Bunun yerine devlet kademesinde vergi
incelemesinin yapılması daha adil ve olumlama içermektedir.
Aksi halde mükellefin vergi inceleme raporunun ücretlendirilmesiyle oluşacak bir
yükü daha taşımasına ve kendinin finanse ettiği bir tutarı tekrarlayan bir zorluk
içinde hem de üzerine ödeyeceği bir tutar ile giderleştirmesi doğru bir
yaklaşım olduğu izlenimini vermemektedir.
SMMM
meslek mensupları vergi inceleme raporu hazırlayamaz mı?

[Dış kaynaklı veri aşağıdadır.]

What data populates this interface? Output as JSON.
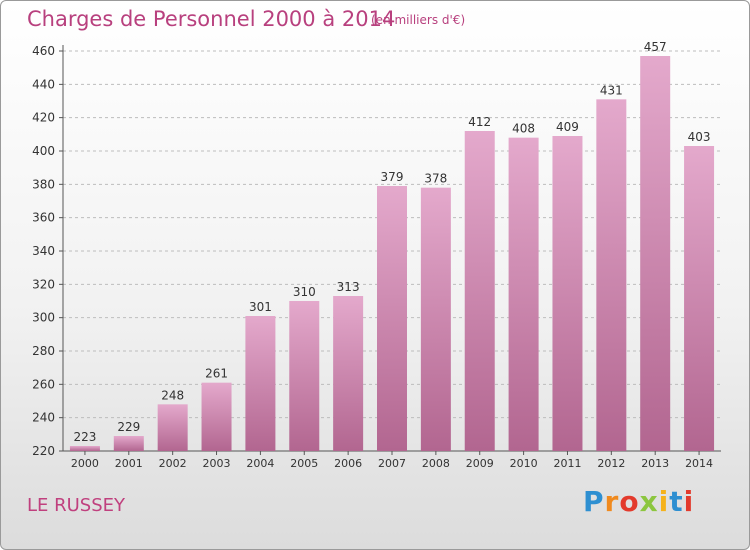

Meslek insanlarının aklından geçebilir diye yazmadan edemeyeceğim bir başka
bakış açısı da şu olabilir: (Kesinlikle her iki duruma katılmadığımı ifade
edeyim. Bu uygulama yani vergi incelemesi bizzat Maliye ‘nin kendi potansiyel
gücü ile hal yoluna konulmalıdır.)
Defter tutmaya muktedir olan 3568 sayılı
Yasa ile görevlendirilen sadece Serbest Muhasebeci Mali Müşavir (SMMM) meslek
mensupları kayıtlama yaptıkları defterin gerekirse raporunu tutabilirler. Mali
İdare bu raporların alınacağı internet ortamında bölüm oluşturarak, boşuna bir
yapılanmaya gerek duymadan sorunu çözme yoluna gidebilir. İlla ki bir edim
karşılığı olacaksa nemalanan hem SMMM hem de YMM olabilir.
Her iki mali müşavir unvanı da cezai şart hâsıl olduğunda gereken savunmayı
yapabileceklerine göre; hep angarya üstlenen mali müşavir bu defa bu
uygulamadan fayda sağlayabilir.
SMMM ve YMM tarafından bu raporun hazırlanması mümkün değil midir?